Mitigation starts with honesty about what is already linked. If a device has been used for personal accounts, treat it as contaminated and decide whether that is acceptable for the identity you want to use on it. If not, use a separate device or a fully reset one, and resist the temptation to sign into familiar accounts.

Clean contexts are fragile. A single accidental login can compromise them, and it is easy to forget which context is which when you are tired or in a hurry. Practical safeguards include physical cues (a different case or sticker on a device), clear naming of browser profiles, and keeping a written map of which device or account is for what. These are low-tech solutions, but they work because they help people avoid mistakes.

Abandoning identities

Sometimes the safest move is to stop using an identity. This might be because it has been compromised, because a service has changed its policies, or simply because the identity is no longer needed. Abandoning an identity is not as simple as “deleting the account”. Data can persist, and the identity can remain linkable through old posts, cached pages, or people who have interacted with it.

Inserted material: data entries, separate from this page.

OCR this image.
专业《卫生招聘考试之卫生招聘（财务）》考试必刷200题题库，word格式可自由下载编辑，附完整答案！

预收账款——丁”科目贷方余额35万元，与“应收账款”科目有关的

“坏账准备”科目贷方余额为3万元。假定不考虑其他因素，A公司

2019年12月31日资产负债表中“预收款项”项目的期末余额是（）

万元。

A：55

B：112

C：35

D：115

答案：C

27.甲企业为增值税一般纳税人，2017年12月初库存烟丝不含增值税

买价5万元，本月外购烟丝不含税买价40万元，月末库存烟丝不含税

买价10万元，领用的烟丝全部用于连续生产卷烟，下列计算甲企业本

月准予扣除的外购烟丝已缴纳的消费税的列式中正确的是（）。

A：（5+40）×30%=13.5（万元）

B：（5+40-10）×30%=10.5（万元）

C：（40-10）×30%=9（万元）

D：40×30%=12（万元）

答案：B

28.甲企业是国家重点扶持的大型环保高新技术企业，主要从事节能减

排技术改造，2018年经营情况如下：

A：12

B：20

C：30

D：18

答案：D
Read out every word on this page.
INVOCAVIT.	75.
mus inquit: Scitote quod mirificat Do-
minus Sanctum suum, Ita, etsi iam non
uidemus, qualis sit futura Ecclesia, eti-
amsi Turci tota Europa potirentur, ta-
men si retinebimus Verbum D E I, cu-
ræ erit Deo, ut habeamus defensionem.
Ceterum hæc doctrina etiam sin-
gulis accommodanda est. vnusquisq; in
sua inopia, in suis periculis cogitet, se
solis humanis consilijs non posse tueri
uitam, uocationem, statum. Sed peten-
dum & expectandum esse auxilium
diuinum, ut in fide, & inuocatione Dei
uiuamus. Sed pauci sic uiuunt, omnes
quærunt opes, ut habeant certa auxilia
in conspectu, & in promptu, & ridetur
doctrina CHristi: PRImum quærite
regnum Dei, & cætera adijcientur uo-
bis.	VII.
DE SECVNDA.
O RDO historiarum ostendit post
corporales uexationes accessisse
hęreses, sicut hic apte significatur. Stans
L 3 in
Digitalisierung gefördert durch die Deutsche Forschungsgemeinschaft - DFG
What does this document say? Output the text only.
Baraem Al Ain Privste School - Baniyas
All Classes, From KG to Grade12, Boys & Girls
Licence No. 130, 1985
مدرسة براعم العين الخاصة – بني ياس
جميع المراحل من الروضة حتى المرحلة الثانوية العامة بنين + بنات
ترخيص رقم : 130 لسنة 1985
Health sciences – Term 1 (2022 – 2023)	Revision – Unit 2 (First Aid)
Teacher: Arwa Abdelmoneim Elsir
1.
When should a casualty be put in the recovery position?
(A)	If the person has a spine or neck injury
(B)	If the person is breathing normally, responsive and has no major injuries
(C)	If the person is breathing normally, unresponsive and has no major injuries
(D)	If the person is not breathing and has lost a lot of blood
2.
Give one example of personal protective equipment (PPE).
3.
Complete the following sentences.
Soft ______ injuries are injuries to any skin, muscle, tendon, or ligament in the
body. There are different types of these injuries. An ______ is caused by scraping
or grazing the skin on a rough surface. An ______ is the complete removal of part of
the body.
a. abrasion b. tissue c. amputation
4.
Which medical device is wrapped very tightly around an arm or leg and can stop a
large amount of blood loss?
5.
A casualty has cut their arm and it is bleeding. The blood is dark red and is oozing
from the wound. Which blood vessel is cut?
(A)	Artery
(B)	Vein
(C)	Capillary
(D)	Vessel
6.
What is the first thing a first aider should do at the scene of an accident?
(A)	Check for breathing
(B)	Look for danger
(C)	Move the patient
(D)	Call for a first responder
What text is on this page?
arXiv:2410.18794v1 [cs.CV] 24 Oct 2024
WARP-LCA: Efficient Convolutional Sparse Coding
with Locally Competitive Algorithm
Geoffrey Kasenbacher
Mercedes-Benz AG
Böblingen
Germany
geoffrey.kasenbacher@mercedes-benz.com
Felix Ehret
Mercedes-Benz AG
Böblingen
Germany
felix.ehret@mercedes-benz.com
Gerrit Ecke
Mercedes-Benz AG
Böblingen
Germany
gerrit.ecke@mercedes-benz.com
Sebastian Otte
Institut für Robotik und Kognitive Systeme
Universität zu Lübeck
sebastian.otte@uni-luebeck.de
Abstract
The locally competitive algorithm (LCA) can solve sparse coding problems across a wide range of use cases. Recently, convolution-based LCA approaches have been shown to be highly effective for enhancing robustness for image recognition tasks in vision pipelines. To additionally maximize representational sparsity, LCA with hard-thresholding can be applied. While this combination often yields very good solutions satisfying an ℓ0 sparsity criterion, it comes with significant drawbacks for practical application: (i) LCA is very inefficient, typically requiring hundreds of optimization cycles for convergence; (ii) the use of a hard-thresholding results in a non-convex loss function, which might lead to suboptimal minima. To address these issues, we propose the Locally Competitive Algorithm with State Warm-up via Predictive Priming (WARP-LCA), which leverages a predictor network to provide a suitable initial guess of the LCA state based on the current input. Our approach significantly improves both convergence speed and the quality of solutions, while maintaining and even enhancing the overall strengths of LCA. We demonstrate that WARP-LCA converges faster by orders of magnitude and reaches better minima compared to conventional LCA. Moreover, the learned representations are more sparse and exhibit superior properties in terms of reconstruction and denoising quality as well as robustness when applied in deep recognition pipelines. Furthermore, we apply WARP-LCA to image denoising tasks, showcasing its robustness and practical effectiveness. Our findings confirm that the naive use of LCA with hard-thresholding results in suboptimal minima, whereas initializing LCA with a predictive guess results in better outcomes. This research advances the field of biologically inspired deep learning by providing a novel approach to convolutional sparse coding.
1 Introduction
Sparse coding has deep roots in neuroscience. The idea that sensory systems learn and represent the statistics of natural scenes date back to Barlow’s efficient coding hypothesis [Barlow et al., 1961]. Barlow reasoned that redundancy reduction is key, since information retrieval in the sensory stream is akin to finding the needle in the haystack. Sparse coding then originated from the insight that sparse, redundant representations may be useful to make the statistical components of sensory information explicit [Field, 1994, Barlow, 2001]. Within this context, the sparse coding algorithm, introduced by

The first decision is whether to decommission gradually or quickly. A gradual approach might involve posting a final update and moving contacts to a new channel. A rapid shutdown might be safer if the identity is at risk, but it can also draw attention if done suddenly. Context matters: in some situations, a quiet tapering off is the least conspicuous option.

There are risks either way. Deleting accounts can remove control over your content, but leaving them active can allow others to misuse them if access is lost. A practical mitigation is to change passwords, remove recovery options you no longer control, and store the credentials securely if you want to keep the account dormant. If you need to delete, do it after downloading any records you might need, and accept that deletion is not guaranteed to erase all traces.

In the UK, people often assume that “right to erasure” under data protection rules will remove everything. It can help in some cases, but it is not absolute, and it does not reach third‑party copies or public archives. Treat erasure as a tool, not a guarantee.

Everyday scenarios and trade-offs

Consider a teacher who runs a local climate group. They use a personal phone and a public social media account to post events. A parent from the school finds the account and connects it to the teacher’s personal profile because the same phone number was used for account recovery. The risk here is not a sophisticated attacker; it is routine cross‑linking. The mitigation could be as simple as using a separate recovery email and disabling contact discovery on the public account.

Now consider a small business owner who manages customer messages and personal banking on the same laptop. Malware from a compromised website can read stored browser cookies, granting access to both contexts. Separating accounts into different browser profiles reduces the impact, but a separate device for banking would be safer if the owner can justify the cost. The trade-off is time and money versus reduced exposure.

These choices are never perfect. Compartmentalisation lowers risk but adds friction, and friction creates its own hazards: missed messages, forgotten passwords, and the temptation to merge contexts “just for convenience”. The realistic goal is not absolute separation, but a pattern of use that is clear, repeatable, and good enough for your circumstances.